It slices, dices, mixes, mashes, julienne fries, stirs and when you’re done lights venture capital cash on fire while creating social earthquakes. It is Web 2.0 the term used to describe social media. The new best thing in tech, half the people using twitter are Web 2.0 experts who will help you brand, outlast, extend and get noticed in the Web 2.0 world. Web 2.0 has everything but a revenue model.
That’s ok. We’ve been here before. Those of us who remember the .bomb economy can hear the tinkling words of “who needs to make a profit you just have to be well funded”. Right up until luddite venture capitalists refuse to write the next check. Whether you’re talking about mashups, wikis, web forums, micro-blogging, social media aggregation, or some other social media super star service they all have one thing in common. They don’t make money.

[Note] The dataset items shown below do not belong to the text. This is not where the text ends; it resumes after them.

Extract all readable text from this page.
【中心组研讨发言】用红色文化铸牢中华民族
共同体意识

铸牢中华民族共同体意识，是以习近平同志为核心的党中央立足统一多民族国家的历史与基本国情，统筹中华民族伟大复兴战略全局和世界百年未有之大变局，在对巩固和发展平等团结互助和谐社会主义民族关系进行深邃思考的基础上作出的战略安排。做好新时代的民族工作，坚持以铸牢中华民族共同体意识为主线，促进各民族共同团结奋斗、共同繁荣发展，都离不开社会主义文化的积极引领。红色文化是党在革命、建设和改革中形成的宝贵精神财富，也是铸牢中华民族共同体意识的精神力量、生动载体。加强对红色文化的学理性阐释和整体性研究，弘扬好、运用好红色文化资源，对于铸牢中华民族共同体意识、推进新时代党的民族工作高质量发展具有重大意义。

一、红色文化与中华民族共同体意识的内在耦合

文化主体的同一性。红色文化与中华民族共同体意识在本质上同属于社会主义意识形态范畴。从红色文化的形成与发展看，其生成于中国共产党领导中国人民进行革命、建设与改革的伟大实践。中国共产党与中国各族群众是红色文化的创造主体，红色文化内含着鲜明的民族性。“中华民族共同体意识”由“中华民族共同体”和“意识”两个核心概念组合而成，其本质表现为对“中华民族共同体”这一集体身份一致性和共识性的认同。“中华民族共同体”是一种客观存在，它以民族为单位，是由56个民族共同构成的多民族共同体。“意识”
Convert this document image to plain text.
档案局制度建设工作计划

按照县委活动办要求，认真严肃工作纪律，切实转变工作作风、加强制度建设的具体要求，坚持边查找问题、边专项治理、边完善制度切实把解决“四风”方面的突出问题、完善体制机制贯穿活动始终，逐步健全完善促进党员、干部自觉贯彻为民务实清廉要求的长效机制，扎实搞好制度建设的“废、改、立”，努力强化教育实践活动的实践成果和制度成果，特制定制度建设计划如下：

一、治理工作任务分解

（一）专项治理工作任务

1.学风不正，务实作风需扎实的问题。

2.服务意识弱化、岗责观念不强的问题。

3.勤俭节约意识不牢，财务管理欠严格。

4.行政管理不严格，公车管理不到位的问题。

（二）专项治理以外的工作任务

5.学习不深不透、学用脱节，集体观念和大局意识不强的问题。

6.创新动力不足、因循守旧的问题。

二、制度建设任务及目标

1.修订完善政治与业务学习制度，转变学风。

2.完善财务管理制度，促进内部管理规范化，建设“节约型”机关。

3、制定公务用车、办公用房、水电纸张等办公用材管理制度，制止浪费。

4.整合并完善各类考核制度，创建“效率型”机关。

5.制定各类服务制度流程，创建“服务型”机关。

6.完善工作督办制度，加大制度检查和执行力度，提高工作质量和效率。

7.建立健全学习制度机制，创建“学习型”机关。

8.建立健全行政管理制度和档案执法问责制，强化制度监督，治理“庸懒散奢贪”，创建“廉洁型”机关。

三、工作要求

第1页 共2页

We’ve already seen a roll up in the blogging world. As newspapers have hung “out of business” signs on their corporate windows, the blogging world long thought to be their replacement has been shifting. Blogging entities have been rolling up and aggregating into fewer sites but more rich content. Thereby driving hits and creating better profit potential. Except the advertisers aren’t miraculously appearing.
Recent movies like Terminator: Salvation has the marketing companies going directly to the consumer bypassing normal advertising strategies and using social media to create a buzz. Advertisers can use social media too. That isn’t to say all is lost in chasing advertising dollars. What it does say is that all of the things that make social media great also play to the revenue projection/creation models of advertisers.
The mavens and true believers of Web 2.0 and social media will be aflutter their hearts ripped out by my cruel tenet that “The interwebz isn’t real life, you still gotta eat, that takes something called money”. Like the .bomb generation a decade ago they will say “we just create the community the revenue model will follow”. Um, yeah right. For some small few that will be true. eBay, Amazon, and Google flourished in Web 1.0 and somewhere the Web 2.0 generation will have their bright spot. Everybody else will be taking a gamble.
Still like the .bomb the problem isn’t the technology or the creativity it is the basic sound understanding that Web 2.0 social media has to make money. Recently Bill Gates said that technology and innovation would bring the country out of recession. He is half right. Innovation will serve the country more than technology. Technology without a purpose serves nobody. Technology without a revenue model may be great but it will be a drag on the economy. The question to the consumer is would you pay for the service of Facebook or Twitter?
Web 2.0 is great. Show me the money.